L’amélioration du solde de
l’Assurance chômage confirme que l’équilibre de
moyen terme est assuré.Unédic
Cette situation structurelle s’ajoute à des manœuvres
financières plus discrètes, comme la substitution décalée
de la CSG et des cotisations-chômage. Ainsi, en 2018, la
hausse de la CSG sur tous les revenus a été décrétée au
mois de janvier, alors que les cotisations chômage n’ont
été baissées d’un montant comparable qu’en octobre.
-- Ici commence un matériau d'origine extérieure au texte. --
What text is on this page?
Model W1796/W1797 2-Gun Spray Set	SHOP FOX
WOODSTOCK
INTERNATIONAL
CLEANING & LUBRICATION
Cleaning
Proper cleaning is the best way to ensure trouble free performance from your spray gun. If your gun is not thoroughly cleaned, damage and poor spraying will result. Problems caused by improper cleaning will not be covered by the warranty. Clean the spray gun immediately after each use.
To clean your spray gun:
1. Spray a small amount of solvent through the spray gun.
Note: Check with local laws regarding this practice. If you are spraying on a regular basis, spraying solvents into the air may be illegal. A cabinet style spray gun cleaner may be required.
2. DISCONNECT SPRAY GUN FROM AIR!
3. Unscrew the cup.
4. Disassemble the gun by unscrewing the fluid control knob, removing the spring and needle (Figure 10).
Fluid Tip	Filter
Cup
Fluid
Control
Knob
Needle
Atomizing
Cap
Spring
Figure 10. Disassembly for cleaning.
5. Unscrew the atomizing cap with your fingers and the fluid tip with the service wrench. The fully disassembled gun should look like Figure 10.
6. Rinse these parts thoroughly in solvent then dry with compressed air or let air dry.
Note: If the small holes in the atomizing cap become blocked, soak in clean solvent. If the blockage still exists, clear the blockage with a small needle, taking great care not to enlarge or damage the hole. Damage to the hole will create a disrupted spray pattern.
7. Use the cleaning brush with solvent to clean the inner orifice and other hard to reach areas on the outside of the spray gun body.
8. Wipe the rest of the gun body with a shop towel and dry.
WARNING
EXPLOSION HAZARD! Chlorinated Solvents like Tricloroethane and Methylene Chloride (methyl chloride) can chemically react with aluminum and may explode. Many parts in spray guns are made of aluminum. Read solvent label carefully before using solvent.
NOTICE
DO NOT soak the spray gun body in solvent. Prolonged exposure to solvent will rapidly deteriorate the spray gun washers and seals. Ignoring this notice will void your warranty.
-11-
Ces
neuf mois d’intervalle ont permis de lever près de
6 milliards d’euros… qui ont été soustraits à l’Unédic
pour financer le budget étatique. Cela représente près du
double de la somme annuelle que veut récupérer le
gouvernement avec sa réforme !
Dans l’état actuel de ses prérogatives, l’Unédic connaît
un déficit depuis 2008. La grande récession économique,
suscitée par la crise bancaire privée, a durablement
bloqué le niveau des emplois et les salaires, amputant des
ressources. L’assurance-chômage est en effet cyclique :
lorsque la situation de l’emploi est favorable, elle
provisionne des excédents, tandis qu’elle subit des pertes
lorsque la situation de l’emploi est défavorable.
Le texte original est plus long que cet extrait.